Qinglin Ouyang (欧阳庆霖)
A warm welcome — I’m glad you stopped by.
I am currently a Postdoctoral Researcher in Finance at Stockholm Business School, Stockholm University, where I also earned my PhD in Finance in 2025. I was a visiting PhD student at Saïd Business School, University of Oxford and Swedish House of Finance, Stockholm School of Economics. I will be joining Aalto University as a postdoc in Fall 2026.
My research focuses on household finance, FinTech, behavioral finance, and labor finance, using large-scale administrative microdata. I am particularly interested in identifying heuristics and simple decision rules that shape seemingly complex household behaviors.

Publications
From Employee to Entrepreneur: The Role of Unemployment Risk Journal of Financial Economics, 2025
Increased unemployment risk, instead of actual unemployment outcome, causally nudges employees into entrepreneurship. This nudge, however, is not associated with poor ex-post personal income or firm quality.
Media: Swedish House of Finance, DN Debatt, ESBRI
Effects of Cultural Origin on Entrepreneurship Journal of Economic Behaviour & Organization, 2023
Individuals with stronger cultural risk-taking appetite are more likely to become entrepreneurs, although with poorer firm performance after the transition.
Working Papers
The Mechanical Disposition Effect [SSRN] Selected talks: AFA 2027, Paris Dec 2026, RBFC 2026, PAM 2026, Tsinghua SEM, Aalto, Oxford Saïd
Abstract
We revisit the disposition effect and argue that it is best understood not as a primitive behavioral bias, but as a reduced-form outcome of stable investment styles. Using a unique inter-linked dataset that combines a large-scale experiment with real-world mutual fund transactions, we document strong within-investor persistence in disposition behavior across time and contexts. This persistence is largely driven by a fixed investment style: contrarian investors exhibit a substantially stronger disposition effect, while it is minimal for momentum investors. Investment style explains far more variation in the disposition effect than standard demographic and socioeconomic characteristics. By contrast, realization preference is generally shared. We provide some of the first field evidence that it accounts for roughly 10% of the bias via a sharp jump at the zero-return threshold. Overall, our findings suggest that the disposition effect often emerges as a structural outcome of price-based trading rules, rather than a generic behavioral bias.
Yield Salience: Consumer Demand for Digital Money Draft forthcoming
Abstract
We study how consumers respond to interest incentives in digital payment environments by exploiting quasi-random variation in money market fund yields on Alipay’s Yu’ebao platform.
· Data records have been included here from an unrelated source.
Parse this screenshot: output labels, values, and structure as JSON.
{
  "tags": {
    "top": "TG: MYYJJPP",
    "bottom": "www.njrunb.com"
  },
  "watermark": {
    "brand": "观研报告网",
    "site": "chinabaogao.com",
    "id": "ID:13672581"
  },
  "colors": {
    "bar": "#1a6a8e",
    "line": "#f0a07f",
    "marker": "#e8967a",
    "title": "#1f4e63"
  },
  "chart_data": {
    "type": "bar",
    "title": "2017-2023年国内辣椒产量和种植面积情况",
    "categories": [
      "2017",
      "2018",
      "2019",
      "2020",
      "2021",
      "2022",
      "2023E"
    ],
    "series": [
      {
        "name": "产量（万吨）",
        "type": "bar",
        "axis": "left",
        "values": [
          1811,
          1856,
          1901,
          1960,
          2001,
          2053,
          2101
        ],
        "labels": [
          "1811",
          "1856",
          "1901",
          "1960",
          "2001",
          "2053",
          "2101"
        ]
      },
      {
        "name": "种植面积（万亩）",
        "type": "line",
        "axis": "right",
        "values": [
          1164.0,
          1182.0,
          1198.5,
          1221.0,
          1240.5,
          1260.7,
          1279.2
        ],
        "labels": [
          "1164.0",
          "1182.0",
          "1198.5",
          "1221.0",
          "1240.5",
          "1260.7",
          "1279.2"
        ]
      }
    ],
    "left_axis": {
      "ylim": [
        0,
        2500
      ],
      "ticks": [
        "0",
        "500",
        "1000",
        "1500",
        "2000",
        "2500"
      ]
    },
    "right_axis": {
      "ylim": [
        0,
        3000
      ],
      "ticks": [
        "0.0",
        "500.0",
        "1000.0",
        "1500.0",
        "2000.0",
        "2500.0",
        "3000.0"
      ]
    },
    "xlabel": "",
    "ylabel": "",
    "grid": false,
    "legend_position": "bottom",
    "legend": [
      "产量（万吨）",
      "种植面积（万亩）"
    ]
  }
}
Linking over a million user-month observations to user-specific yields, we estimate the elasticity of digital money demand at both extensive and intensive margins. A one-percentage-point increase in yield raises the probability of adoption by 5.6 pp and balances by 27%, largely through net inflows rather than internal reshuffling. Interestingly, we find no detectable response when yields are below 2%, suggesting a salience threshold in consumers’ attention to interest rates. This behavioral nonlinearity implies that interest-bearing digital payment instruments may have limited traction in low-rate environments—a key consideration for central banks contemplating interest-bearing CBDCs. More broadly, our findings highlight how interest incentives shape household financial behavior in digital ecosystems.
In and down: The Costs of Immigrant Investors [SSRN] Selected talks: Luxembourg Household Finance Workshop 2025, PhD Nordic Finance Workshop 2024, BFWG 2024, RBFC 2024
Abstract
This paper examines the portfolio diversification gap between immigrant and native-born investors using a comprehensive administrative dataset from Sweden. Leveraging a carefully matched investor sample, I document that immigrant investors incur a 37% higher return loss compared to natives, driven predominantly by underdiversification instead of high risky share. This gap persists even among second-generation immigrants, suggesting intergenerational disparities in wealth accumulation. I identify two key drivers: social integration and financial literacy. Immigrants with native-born partners or from countries with higher financial literacy levels experience lower return losses. However, merely extending the duration of stay in Sweden does not mitigate the gap. These findings highlight the need for policies that facilitate social integration and promote financial education to improve immigrants’ financial outcomes.
Selected Work in Progress
What Matters to Investors Around the World?